4hannons, I certainly believe you, as I am quite surprised at how smooth and sweet the ST-140 sounds. I see why people say it has a very tube-like sound. It really has a very nice balance across the spectrum, and a very clean but buttery musical presentation to me. When I got it I listened to it quite a while and enjoyed it.

I have been thinking about the Lightspeed attenuator. Did you buy yours or build it? Where did you get it? Can you say a bit more about how it sounds in your system?

I think others have explained the sound of the Lightspeed very well in other discussions here, I'm not so good; the best way I can describe is that it is smooth and presents music truthfully. Sorry for such a poor description, but this is the best way I can say it.

I bought it used here on Agon, it's the real thing. I understand George designed and makes these in Australia and is the only person using four matched LDR's. All others using his design use only two. It's very hard to match four is what he says.

By the way, it is not the best looking thing in the world, so I ordered an empty case from Burson and fit in the LS using only some slight alterations.. Now my Lightspeed and Burson buffer match and look good together.
4hannons, is it necessary to use a tube buffer with the Lightspeed?

Ideal for LS is an amplifier that has a high input impedence, greater than 47k ohms; the St-140 is 24.3k ohms. Buffers are used for impedence imbalances. You can read more here:

Also ideal for LS:
--A high voltage output source. For digital that means > 2 volts output.

--A source component with low output impedence, < 200 ohms.

--An amplifier that is sensitive, 1.5 volts or better (1v is ideal).
I would love to hear of your impressions after you put the Mapleshade speaker wire into the system.
I certainly will report on the Mapleshade cables.

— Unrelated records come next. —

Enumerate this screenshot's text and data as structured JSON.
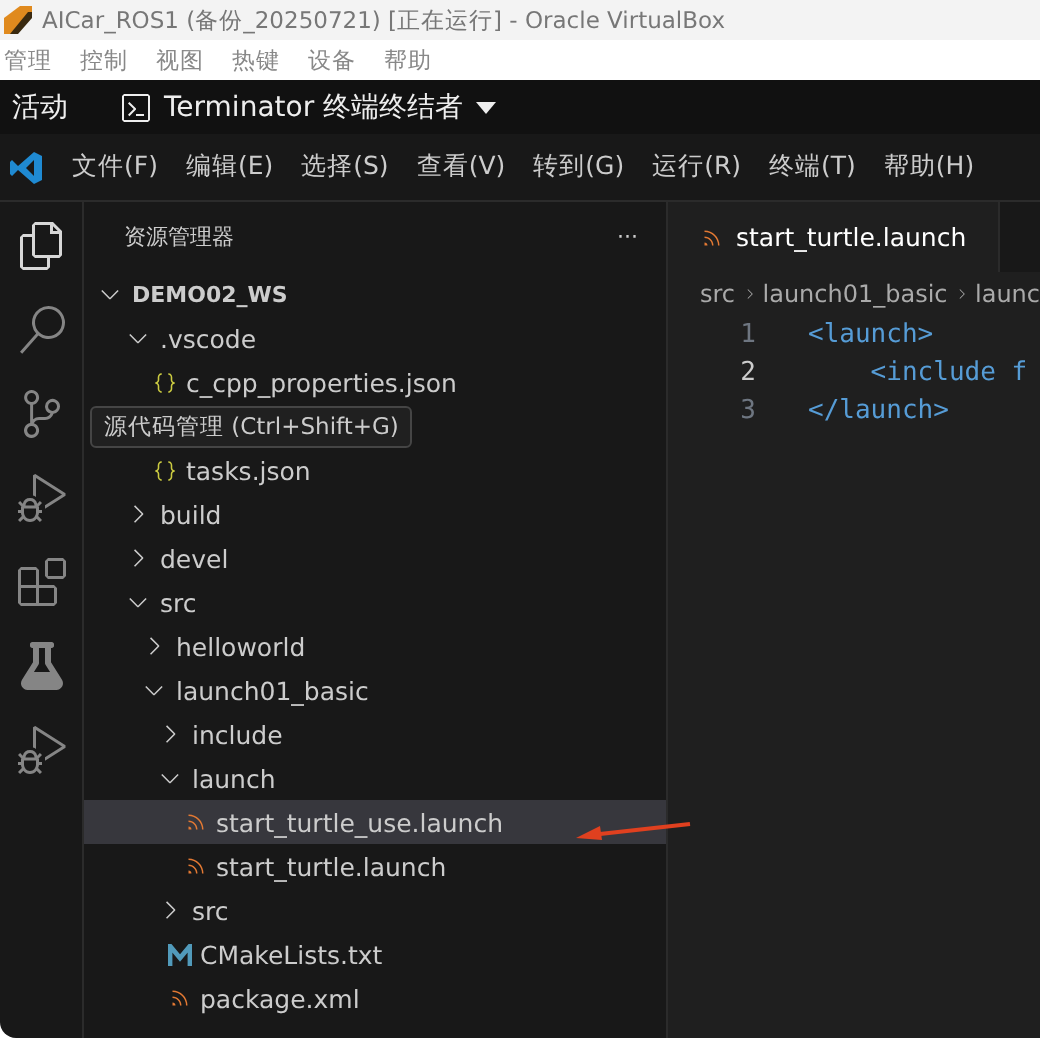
{
  "host_window": {
    "title": "AICar_ROS1 (备份_20250721) [正在运行] - Oracle VirtualBox",
    "menu": [
      "管理",
      "控制",
      "视图",
      "热键",
      "设备",
      "帮助"
    ]
  },
  "top_bar": {
    "activities": "活动",
    "app": "Terminator 终端终结者"
  },
  "editor_menu": [
    "文件(F)",
    "编辑(E)",
    "选择(S)",
    "查看(V)",
    "转到(G)",
    "运行(R)",
    "终端(T)",
    "帮助(H)"
  ],
  "activity_bar": [
    {
      "kind": "files",
      "selected": true
    },
    {
      "kind": "search",
      "selected": false
    },
    {
      "kind": "git",
      "selected": false
    },
    {
      "kind": "debug",
      "selected": false
    },
    {
      "kind": "extensions",
      "selected": false
    },
    {
      "kind": "flask",
      "selected": false
    },
    {
      "kind": "ros",
      "selected": false
    }
  ],
  "sidebar": {
    "title": "资源管理器",
    "more": "···",
    "tree": [
      {
        "kind": "folder",
        "label": "DEMO02_WS",
        "expanded": true,
        "selected": false,
        "children": [
          {
            "kind": "folder",
            "label": ".vscode",
            "expanded": true,
            "selected": false,
            "children": [
              {
                "kind": "json_file",
                "label": "c_cpp_properties.json",
                "selected": false
              },
              {
                "kind": "tooltip",
                "label": "源代码管理 (Ctrl+Shift+G)"
              },
              {
                "kind": "json_file",
                "label": "tasks.json",
                "selected": false
              }
            ]
          },
          {
            "kind": "folder",
            "label": "build",
            "expanded": false,
            "selected": false
          },
          {
            "kind": "folder",
            "label": "devel",
            "expanded": false,
            "selected": false
          },
          {
            "kind": "folder",
            "label": "src",
            "expanded": true,
            "selected": false,
            "children": [
              {
                "kind": "folder",
                "label": "helloworld",
                "expanded": false,
                "selected": false
              },
              {
                "kind": "folder",
                "label": "launch01_basic",
                "expanded": true,
                "selected": false,
                "children": [
                  {
                    "kind": "folder",
                    "label": "include",
                    "expanded": false,
                    "selected": false
                  },
                  {
                    "kind": "folder",
                    "label": "launch",
                    "expanded": true,
                    "selected": false,
                    "children": [
                      {
                        "kind": "feed_file",
                        "label": "start_turtle_use.launch",
                        "selected": true
                      },
                      {
                        "kind": "feed_file",
                        "label": "start_turtle.launch",
                        "selected": false
                      }
                    ]
                  },
                  {
                    "kind": "folder",
                    "label": "src",
                    "expanded": false,
                    "selected": false
                  },
                  {
                    "kind": "cmake_file",
                    "label": "CMakeLists.txt",
                    "selected": false
                  },
                  {
                    "kind": "feed_file",
                    "label": "package.xml",
                    "selected": false
                  }
                ]
              }
            ]
          }
        ]
      }
    ]
  },
  "editor": {
    "tabs": [
      {
        "label": "start_turtle.launch",
        "selected": true
      }
    ],
    "breadcrumb": [
      "src",
      "launch01_basic",
      "launc"
    ],
    "lines": [
      {
        "number": "1",
        "text": "<launch>",
        "current": false
      },
      {
        "number": "2",
        "text": "    <include f",
        "current": true
      },
      {
        "number": "3",
        "text": "</launch>",
        "current": false
      }
    ]
  }
}
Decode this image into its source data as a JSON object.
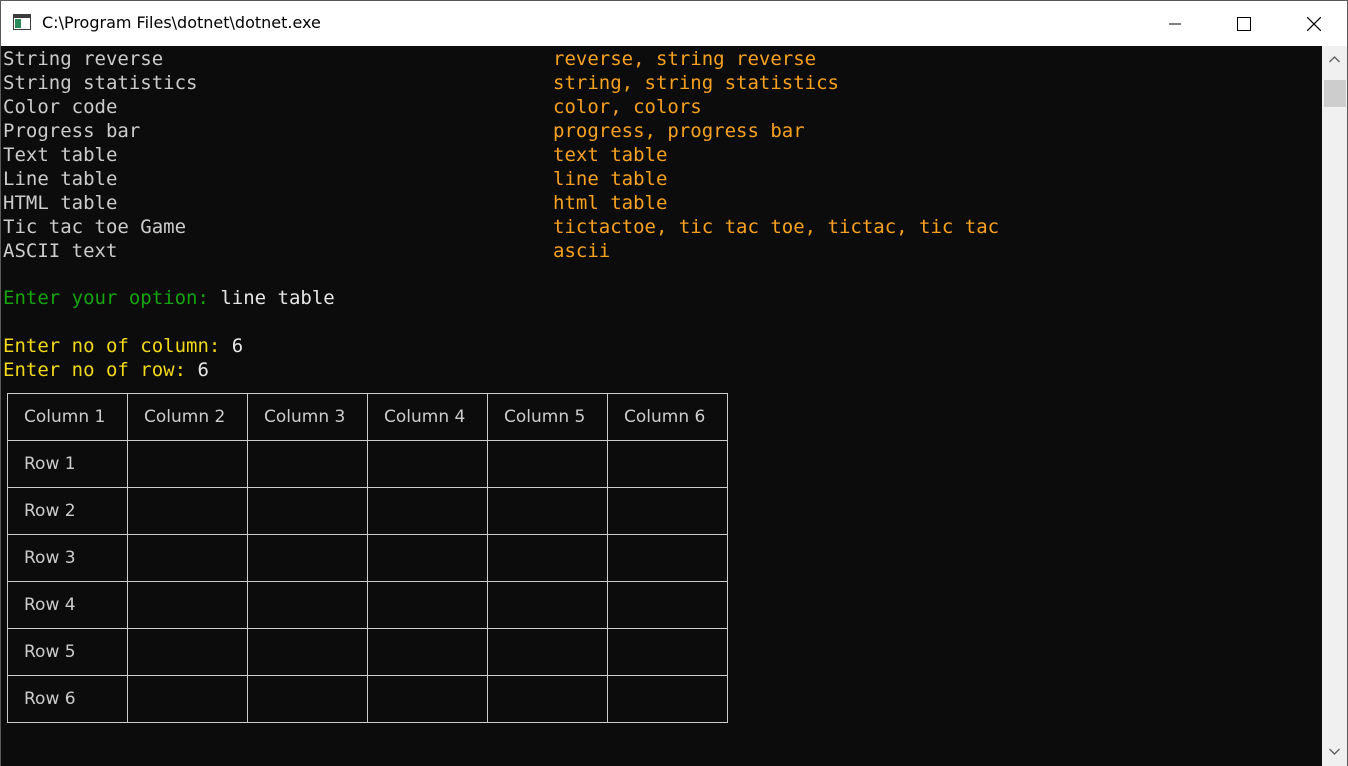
{
  "window": {
    "title": "C:\\Program Files\\dotnet\\dotnet.exe",
    "app_icon": "console-icon",
    "controls": {
      "minimize": "minimize-icon",
      "maximize": "maximize-icon",
      "close": "close-icon"
    }
  },
  "menu": [
    {
      "name": "String reverse",
      "aliases": "reverse, string reverse"
    },
    {
      "name": "String statistics",
      "aliases": "string, string statistics"
    },
    {
      "name": "Color code",
      "aliases": "color, colors"
    },
    {
      "name": "Progress bar",
      "aliases": "progress, progress bar"
    },
    {
      "name": "Text table",
      "aliases": "text table"
    },
    {
      "name": "Line table",
      "aliases": "line table"
    },
    {
      "name": "HTML table",
      "aliases": "html table"
    },
    {
      "name": "Tic tac toe Game",
      "aliases": "tictactoe, tic tac toe, tictac, tic tac"
    },
    {
      "name": "ASCII text",
      "aliases": "ascii"
    }
  ],
  "prompt": {
    "label": "Enter your option: ",
    "value": "line table"
  },
  "columns_prompt": {
    "label": "Enter no of column: ",
    "value": "6"
  },
  "rows_prompt": {
    "label": "Enter no of row: ",
    "value": "6"
  },
  "table": {
    "headers": [
      "Column 1",
      "Column 2",
      "Column 3",
      "Column 4",
      "Column 5",
      "Column 6"
    ],
    "rows": [
      [
        "Row 1",
        "",
        "",
        "",
        "",
        ""
      ],
      [
        "Row 2",
        "",
        "",
        "",
        "",
        ""
      ],
      [
        "Row 3",
        "",
        "",
        "",
        "",
        ""
      ],
      [
        "Row 4",
        "",
        "",
        "",
        "",
        ""
      ],
      [
        "Row 5",
        "",
        "",
        "",
        "",
        ""
      ],
      [
        "Row 6",
        "",
        "",
        "",
        "",
        ""
      ]
    ]
  },
  "scrollbar": {
    "up": "chevron-up-icon",
    "down": "chevron-down-icon"
  },
  "colors": {
    "background": "#0c0c0c",
    "text": "#cccccc",
    "alias": "#f7a120",
    "prompt_green": "#16a40e",
    "prompt_yellow": "#f2d81a"
  }
}
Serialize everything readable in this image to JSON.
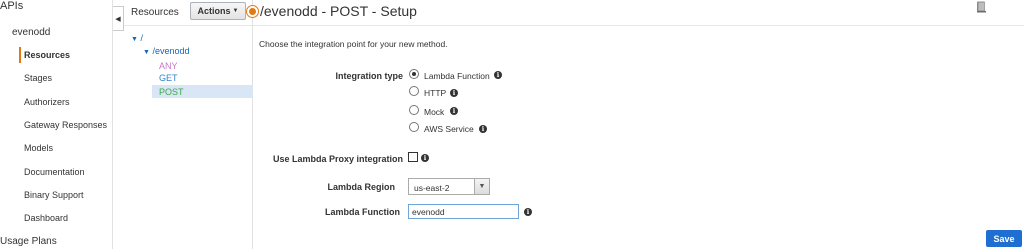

I emailed with George about the Lightspeed and sent him specs for my Creek CD43 Mk II, Marantz 8B. Kind of surprising the price has remained the same. He said I'm OK. I want to compare those specs to the ones you just posted though 4hannons.
I am mainly curious what my system will sound like without the contribution of tube warmth/thickness of the CJ pre. Of course, then I'll have to try a better SS amp than the B&K, so see what it's like without the 8B. Then I'll be all SS....Oh no! heh.

Followup on the Mapleshade cables....

Nada. It's been a couple weeks at least so I checked and my card hasn't been billed. I called and got a nice lady, said it was in backorder, meaning they will ship my order when they get more cable made. I cancelled my order; can't have the charge hitting my account any random time.
Still plan to get some and will report when/if I do. Thanks...

I have a B&K ST1430 that long ago replaced an old Carver amp (remarkable upgrade at the time) and recently moved the B&K into my office to make way for a factory re-furbished Lexicon 512 (a re-badged Bryston 9BST) and the difference in clarity, dimension and "smoothness" was astonishing! While I have never owned tubes (yet), I can say with certainty that I agree with previous posters- the B&K makes a great sub-$300 amp, but it's far below other "budget" SS amps.